The Computational Tools program is focused on developing ways to integrate, analyze, and utilize the data generated by the Data Production Centers. The four LINCS computational awardees are the University of Cincinnati, Columbia University, Methodist Hospital Research Institute, and the University of Miami.

  • At the University of Cincinnati, the statistical methods being developed by the iLINCS Genomics project will address two levels of data integration: integration of the same type readouts into meta-signatures and integration of various types of readouts and meta-signatures into regulatory network activity signatures.
  • Columbia University uses LINCS in vitro signatures to predict compound-related properties (mechanism of action, activity, sensitivity, synergy, etc.) in vivo.
  • At Methodist Hospital Research Institute, LINCS researchers are developing a signature-oriented software platform called the Integrative and Translational Network-based Cellular Signature Analyzer.
  • At the University of Miami, LINCS researchers are working on seamless “on-the fly” data integration and analysis via a semantic “Linked Data” approach that is scalable with respect to information volume and complexity. This LINCS Information FramEwork (LIFE) Knowledge Base will incorporate biomedical domain-level ontologies, including the recently developed BioAssay Ontology (BAO), to semantically associate related data types and to provide a knowledge context of the underlying experiments and screening outcomes.

External Collaborations

There are two external collaborations that support the LINCS program, one between Dr. Vamsi Mootha and the HMS LINCS Centerand one between Dr. Evan Snyder and the HMS LINCS Center. The Mootha project is working to apply cell and protein-based profiling methods to characterize the changes in cell signaling networks that result from mutations in components of the oxidative phosphorylation (OXPHOS) pathway. The Snyder project is working on patient-derived induced pluripotent stem (iPS) cells to study signaling pathways that might be relevant to neuropsychopathology.

Internal Collaborations

LINCS internal collaborations facilitate cooperation and partnerships between LINCS centers that advance the overall goals of the LINCS project.

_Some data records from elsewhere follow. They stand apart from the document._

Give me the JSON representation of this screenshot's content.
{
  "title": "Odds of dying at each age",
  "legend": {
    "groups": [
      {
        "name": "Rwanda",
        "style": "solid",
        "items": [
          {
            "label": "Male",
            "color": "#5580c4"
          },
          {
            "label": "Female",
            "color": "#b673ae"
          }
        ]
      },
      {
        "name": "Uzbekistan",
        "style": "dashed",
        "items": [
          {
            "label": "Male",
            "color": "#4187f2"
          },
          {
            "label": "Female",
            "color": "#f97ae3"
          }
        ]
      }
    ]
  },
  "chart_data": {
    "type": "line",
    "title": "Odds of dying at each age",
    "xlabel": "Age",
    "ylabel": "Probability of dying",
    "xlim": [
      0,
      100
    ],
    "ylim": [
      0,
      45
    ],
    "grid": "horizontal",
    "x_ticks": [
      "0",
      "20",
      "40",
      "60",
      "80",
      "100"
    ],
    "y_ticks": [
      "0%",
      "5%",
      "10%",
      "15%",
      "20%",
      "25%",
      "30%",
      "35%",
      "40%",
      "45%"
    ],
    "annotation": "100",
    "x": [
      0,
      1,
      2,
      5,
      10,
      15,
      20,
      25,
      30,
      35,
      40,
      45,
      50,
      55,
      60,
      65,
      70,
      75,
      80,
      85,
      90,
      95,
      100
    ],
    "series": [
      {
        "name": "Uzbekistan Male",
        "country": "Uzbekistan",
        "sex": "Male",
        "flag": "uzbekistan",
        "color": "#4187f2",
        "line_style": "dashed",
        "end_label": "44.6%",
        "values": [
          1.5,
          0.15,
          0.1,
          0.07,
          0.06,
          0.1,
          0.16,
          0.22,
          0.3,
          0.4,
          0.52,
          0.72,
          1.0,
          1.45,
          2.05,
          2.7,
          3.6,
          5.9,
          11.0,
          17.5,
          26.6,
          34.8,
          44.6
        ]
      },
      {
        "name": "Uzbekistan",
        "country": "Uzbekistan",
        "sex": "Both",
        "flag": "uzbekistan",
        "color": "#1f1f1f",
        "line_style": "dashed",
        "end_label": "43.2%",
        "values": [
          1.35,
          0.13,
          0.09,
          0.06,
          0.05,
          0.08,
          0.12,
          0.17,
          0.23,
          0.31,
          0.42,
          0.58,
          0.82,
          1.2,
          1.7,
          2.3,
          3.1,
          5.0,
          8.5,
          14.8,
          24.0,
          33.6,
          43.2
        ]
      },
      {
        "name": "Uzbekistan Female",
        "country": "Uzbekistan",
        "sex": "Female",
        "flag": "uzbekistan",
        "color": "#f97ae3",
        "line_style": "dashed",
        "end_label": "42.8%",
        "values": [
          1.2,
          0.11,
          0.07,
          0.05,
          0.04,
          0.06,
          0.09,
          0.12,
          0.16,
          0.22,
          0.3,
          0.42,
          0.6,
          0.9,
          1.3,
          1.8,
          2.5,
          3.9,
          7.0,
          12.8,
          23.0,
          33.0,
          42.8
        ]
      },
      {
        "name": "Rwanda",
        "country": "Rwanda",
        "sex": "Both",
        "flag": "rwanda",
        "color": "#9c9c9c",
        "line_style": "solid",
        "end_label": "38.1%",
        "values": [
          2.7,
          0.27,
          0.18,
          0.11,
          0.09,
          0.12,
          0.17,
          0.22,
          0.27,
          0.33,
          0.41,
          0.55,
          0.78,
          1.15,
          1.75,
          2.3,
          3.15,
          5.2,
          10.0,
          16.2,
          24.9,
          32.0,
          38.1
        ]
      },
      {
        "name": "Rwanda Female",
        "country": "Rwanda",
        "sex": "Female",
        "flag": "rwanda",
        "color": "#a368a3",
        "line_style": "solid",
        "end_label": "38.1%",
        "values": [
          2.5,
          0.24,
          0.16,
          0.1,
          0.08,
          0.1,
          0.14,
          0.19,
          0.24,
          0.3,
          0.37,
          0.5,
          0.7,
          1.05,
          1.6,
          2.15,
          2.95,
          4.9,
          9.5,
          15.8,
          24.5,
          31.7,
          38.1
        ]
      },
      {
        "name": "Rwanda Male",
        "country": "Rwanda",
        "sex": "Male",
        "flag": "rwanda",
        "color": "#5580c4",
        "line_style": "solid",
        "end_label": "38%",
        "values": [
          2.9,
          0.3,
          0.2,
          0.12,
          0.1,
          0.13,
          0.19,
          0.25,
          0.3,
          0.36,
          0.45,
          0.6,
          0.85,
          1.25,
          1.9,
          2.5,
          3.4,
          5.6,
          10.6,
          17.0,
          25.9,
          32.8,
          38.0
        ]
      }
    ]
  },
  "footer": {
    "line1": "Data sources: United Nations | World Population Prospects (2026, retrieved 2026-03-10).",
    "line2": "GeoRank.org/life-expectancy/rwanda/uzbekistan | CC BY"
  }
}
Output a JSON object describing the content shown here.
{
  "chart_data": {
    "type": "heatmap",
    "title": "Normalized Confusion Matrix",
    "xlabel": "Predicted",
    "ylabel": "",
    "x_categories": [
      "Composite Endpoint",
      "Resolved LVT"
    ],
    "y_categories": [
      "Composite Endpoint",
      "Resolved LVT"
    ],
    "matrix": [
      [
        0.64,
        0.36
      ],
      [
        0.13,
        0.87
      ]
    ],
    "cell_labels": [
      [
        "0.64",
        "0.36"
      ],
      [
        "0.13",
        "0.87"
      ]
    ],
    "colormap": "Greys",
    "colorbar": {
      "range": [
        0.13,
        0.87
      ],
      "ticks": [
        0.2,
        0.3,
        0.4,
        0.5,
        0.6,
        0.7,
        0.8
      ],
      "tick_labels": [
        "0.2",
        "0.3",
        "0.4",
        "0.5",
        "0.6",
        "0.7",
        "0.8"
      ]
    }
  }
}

  • HMS-Broad: Interactive Web Content for Integrated Analysis of LINCS Joint Project
    Creation of non-expert dynamic web tools for analysis of combined LINCS data (biochemical and cell-based data from HMS Center and gene expression data from the Broad Center)
  • HMS-Miami: Development of a Unified LINCS Data Portal
    Pilot project to develop an easy-to-use user interface (UI) to directly query and explore a small slice of LINCS data; this project will inform best practices for curation of LINCS data and set the stage for development of a distributed data management system (portal).
  • Columbia-Columbia: A Systems Approach to Elucidate Mechanisms of Drug Activity and Sensitivity
    Develop software to allow expert users to query the Columbia LINCS Center data, and probe for synergistic effects of drug-pairs in a number of different cancer cell lines; this will aid in the elucidation of mechanisms of drug activity and sensitivity.
  • Broad-HMS: Prototyping a cloud-based solution to enhance access to LINCS datasets
    Making raw and analyzed LINCS data freely accessible to the broader scientific community via hosting on the Amazon Web Services (cloud).
  • Methodist-Miami: A Pan-LINCS Data Warehouse-based Supply Chain Landscape Model
    Enable more comprehensive data integration and novel types of queries to interrogate LINCS data.